Julien Maire

Ecole

Julien Maire (né en 1969) travaille depuis le milieu des années 90 au croisement de plusieurs disciplines comme la performance, l'installation média et le cinéma, produisant des œuvres-performances live et hybrides.

Ses œuvres ont été présentées à Transmediale, Ars Electronica, Digital Art Festival, European Media Art Festival, Film Festival Rotterdam, Film Festival Oberhausen , Sonar,  ZKM, ICC Tokyo, Empac, Powerstation Shanghai. Julien Maire a été le lauréat de la Biennale Update_2 en 2008 et nominé pour le  World Technology Award de New York en 2009; son travail s'est vu distingué par trois mentions d'honneur au Prix Ars Electronica.

La productivité du prototype

«A travers ses installations et ses performances, Julien Maire entend sonder systématiquement les technologiques audiovisuelles. Sa recherche s’agrège en un manifeste hybride oscillant entre l’archéologie des médias et le développement d’une nouvelle constellation des technologies numériques. Ses productions se révèlent être de véritables prototypes, au sens étymologique du terme (du mot Proto « premier, forme primitive et du mot Tupos : empreinte, marque) produisant des configurations technologiques uniques générant des images d’une qualité nouvelle.

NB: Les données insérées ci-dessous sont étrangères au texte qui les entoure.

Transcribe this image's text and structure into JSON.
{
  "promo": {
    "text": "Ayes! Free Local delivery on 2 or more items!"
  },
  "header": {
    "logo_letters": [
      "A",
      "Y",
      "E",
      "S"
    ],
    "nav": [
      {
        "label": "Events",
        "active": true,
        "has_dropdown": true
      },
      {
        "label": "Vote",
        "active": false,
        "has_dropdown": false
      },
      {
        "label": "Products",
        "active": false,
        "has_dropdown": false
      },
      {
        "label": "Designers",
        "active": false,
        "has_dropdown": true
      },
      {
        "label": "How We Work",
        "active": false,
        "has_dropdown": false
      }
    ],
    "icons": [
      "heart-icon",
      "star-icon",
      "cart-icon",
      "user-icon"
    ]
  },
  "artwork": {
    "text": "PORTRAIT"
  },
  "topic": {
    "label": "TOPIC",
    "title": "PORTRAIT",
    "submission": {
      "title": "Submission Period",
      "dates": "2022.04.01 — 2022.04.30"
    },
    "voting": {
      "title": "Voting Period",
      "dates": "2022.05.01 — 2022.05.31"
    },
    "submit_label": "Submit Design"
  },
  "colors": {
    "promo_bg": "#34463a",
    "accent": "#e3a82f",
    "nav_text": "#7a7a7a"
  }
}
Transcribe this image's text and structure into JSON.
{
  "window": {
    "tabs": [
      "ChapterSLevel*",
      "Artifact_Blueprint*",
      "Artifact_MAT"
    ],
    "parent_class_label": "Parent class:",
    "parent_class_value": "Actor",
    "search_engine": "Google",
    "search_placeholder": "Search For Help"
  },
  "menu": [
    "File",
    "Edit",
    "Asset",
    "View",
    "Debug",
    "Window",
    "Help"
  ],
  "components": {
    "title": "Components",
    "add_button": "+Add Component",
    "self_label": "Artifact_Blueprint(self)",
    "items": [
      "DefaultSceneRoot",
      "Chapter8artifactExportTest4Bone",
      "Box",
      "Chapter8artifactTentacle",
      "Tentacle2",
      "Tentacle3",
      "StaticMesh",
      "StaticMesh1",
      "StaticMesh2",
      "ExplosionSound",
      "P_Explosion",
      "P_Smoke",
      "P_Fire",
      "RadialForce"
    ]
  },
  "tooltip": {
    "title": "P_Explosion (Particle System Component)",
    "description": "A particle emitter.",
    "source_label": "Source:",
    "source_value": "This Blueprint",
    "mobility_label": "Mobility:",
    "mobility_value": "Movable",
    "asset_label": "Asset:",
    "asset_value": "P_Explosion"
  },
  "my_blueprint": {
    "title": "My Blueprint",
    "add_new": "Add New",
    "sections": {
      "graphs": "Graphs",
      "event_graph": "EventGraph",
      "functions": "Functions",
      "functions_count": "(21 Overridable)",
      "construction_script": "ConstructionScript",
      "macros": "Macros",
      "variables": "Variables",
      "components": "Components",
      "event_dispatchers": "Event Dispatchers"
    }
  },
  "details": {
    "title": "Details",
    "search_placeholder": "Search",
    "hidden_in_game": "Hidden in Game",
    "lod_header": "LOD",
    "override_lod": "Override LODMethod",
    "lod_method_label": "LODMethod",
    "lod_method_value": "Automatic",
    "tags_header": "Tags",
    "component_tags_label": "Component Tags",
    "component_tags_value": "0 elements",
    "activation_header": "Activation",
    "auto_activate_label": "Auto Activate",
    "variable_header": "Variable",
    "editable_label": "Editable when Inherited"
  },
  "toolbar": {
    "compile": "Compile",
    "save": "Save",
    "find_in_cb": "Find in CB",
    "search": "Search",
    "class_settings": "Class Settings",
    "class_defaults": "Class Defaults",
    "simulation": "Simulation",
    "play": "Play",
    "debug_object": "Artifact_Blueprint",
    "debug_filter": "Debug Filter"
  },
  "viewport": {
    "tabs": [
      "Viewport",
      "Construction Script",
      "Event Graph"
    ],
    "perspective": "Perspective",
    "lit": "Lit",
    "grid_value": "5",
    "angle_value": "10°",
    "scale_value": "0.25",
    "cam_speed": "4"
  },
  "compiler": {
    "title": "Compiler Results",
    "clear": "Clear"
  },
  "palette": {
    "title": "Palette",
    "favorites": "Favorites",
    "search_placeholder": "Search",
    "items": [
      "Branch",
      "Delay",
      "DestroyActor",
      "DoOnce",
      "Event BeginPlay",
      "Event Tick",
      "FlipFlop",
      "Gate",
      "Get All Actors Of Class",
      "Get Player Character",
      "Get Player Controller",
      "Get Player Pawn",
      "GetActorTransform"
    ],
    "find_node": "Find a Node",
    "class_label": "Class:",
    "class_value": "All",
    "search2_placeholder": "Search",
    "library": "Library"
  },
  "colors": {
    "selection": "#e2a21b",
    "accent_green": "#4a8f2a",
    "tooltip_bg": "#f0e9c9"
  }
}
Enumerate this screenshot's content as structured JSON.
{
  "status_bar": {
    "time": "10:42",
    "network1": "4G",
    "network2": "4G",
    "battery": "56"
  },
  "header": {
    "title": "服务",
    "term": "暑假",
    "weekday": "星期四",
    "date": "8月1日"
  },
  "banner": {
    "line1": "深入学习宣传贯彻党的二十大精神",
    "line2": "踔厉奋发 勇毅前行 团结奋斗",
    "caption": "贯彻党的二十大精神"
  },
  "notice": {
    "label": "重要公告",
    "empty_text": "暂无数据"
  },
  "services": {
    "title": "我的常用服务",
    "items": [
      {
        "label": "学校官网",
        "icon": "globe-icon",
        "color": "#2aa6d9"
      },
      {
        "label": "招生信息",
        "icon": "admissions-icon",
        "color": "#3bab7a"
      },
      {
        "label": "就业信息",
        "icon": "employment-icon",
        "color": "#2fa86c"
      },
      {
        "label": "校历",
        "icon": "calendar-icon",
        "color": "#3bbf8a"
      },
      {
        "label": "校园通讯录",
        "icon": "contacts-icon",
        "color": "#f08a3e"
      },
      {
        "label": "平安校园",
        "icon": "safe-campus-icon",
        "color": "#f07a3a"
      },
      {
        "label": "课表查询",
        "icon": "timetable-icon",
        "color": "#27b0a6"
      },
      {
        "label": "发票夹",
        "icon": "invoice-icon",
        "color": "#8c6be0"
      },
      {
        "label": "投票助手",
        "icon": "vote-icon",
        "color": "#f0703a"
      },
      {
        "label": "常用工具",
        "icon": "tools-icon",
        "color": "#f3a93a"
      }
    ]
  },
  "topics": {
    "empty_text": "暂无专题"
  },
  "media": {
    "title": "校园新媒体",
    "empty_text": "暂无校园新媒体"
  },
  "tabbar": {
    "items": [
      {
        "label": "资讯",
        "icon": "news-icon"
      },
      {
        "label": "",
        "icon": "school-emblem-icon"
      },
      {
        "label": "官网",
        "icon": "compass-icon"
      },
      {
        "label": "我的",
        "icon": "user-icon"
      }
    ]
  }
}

En déconstruisant des médias, comme la vidéo ou le film ou encore le diaporama, tout comme dans ses performances, Julien Maire met en évidence la question de la temporalité et de celle de notre propre expérience d’une image dans la durée. Par ce biais, il amène le spectateur à s’interroger sur le statut ambivalent d’une image en mouvement. 

En visant à dépasser l’opposition simpliste «post-photographique» entre les médias analogiques et digitaux, le travail de Julien Maire invite à une reconsidération stratégique tout à la fois de tout dispositif, comme des lexiques qui leurs sont liés ».

Extrait de “The productivity of the prototype- on Julien Maire’s Cinema of Contraptions,  Edwin Carels - University College Ghent - Belgium 

Cinéma & matérialité

« Le sujet de la disparition de la pellicule ne suscite aujourd’hui plus aucun débat. Cependant la matérialité des images se trouve sans cesse re-questionnée et ce, notamment, dans le cinéma d’animation. Celui-ci tente de renouveler inlassablement  ses modes de représentation tout comme les principes de sa propre mise en mouvement.  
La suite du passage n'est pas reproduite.